Other than perhaps Fermi's hobbled start, the impression with the VLIW GPUs was that AMD FLOPs weren't as meaningful for graphics as Nvidia FLOPs, and that's mostly held true for GCN.
EDIT: Also this would allow a "64 CU" chip to have 2x as many flops/clock as today's Vega 10 without having to scale the rest of the architecture (for better or worse). It feels like 8192 ALUs with 256-bit GDDR6 and better memory compression could be a very impressive mainstream GPU.
The exemplar image in the patent at least doesn't draw sufficient paths in the operand delivery from the register file, with just 4 reads overall for the ALUs and vector IO. If this is combined with the bandwidth from the destination operand cache, the ALU section sees a possible peak of 6 operands sufficient for 2 FMAs. It doesn't seem unreasonable to consider this close enough to 2x peak, given that many CPUs have needed the bypass network to compensate for a register file with too few ports for all the ALUs, and Nvidia's operand reuse cache does compensate for cases where its vector register bandwidth cannot be fully used.
One wrinkle to this going from the patent is that the operand cache interjects itself in the way of the forwarding network to the vector IO bus, potentially requiring some extra tracking or wait states since the cache does not feed into the bus used by the ALU and IO sections. It's a local ALU bus or write to the register file, so an export or memory read dependent on an operand in the cache may force an immediate writeback or require some additional checks of the mapped register list. There are some existing short wait states for some register hazards like this already, though this cache may make for longer explicit delays without pipeline interlocking.

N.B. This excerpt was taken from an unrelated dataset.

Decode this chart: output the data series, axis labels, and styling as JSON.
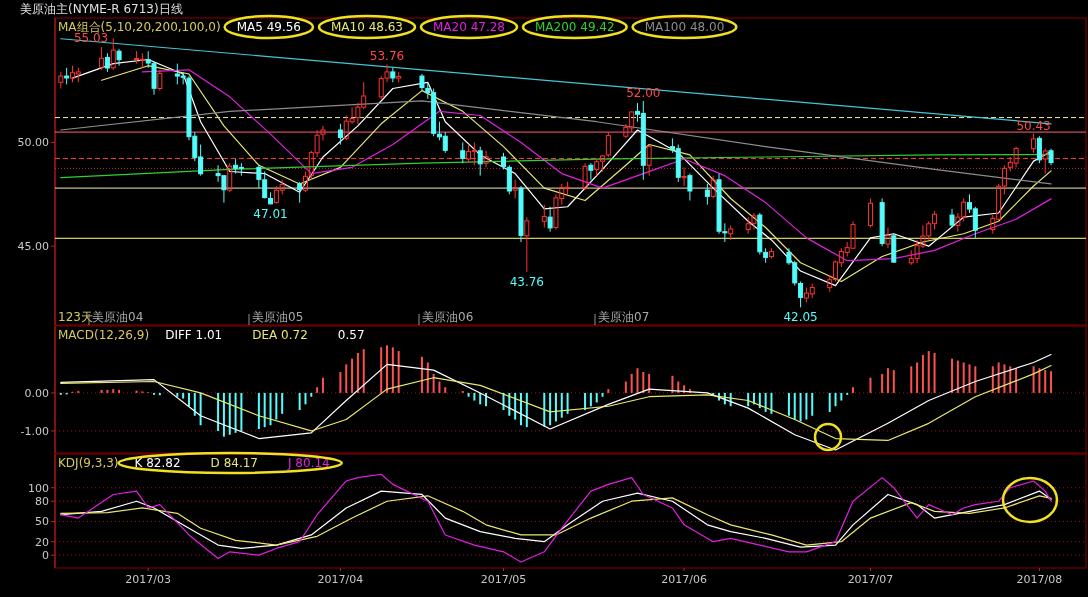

Everything's a trade-off and clearly AMD went strongly in the direction of doing more on the general-function FMA units compared to their VLIW4/VLIW5 architectures and compared to NVIDIA. It's not obvious to me whether that has actually paid off for them...
If I recall correctly, VLIW4 is where the T-unit was broken up and the special-function elements distributed among the remaining four ALUs. An operation would cascade from one lane to the next over four cycles, with successive approximations or lookups occurring each time. GCN's lane orientation flipped things by 90 degrees, but it's possible that what it's doing for special instructions is from that lineage. The quad-based arrangement and 4-way crossbar available between the 4 ALUs in a quad for some instructions may fit with GCN acting like VLIW4. Otherwise, every lane would need the full complement of lookup tables and miscellaneous hardware, incurring an area cost while not realizing potentially significantly higher throughput if a full transcendental unit were in every lane.
Like the patent's side ALUs, the VLIW5 T-unit didn't have a corresponding set of hookups into the operand network, requiring unused operand cycles or shared operands with neighboring ALU slots. Unlike the T-unit, the side ALUs lack a multiplier and so cannot on their own perform complex operations. They're less generalist than the units that preceded them. Instead, it seems like the patent has two core ALUs with FMA capability, and then in some more complex scenario the side ALU can pair with one of them to perform instructions that require a full ALU.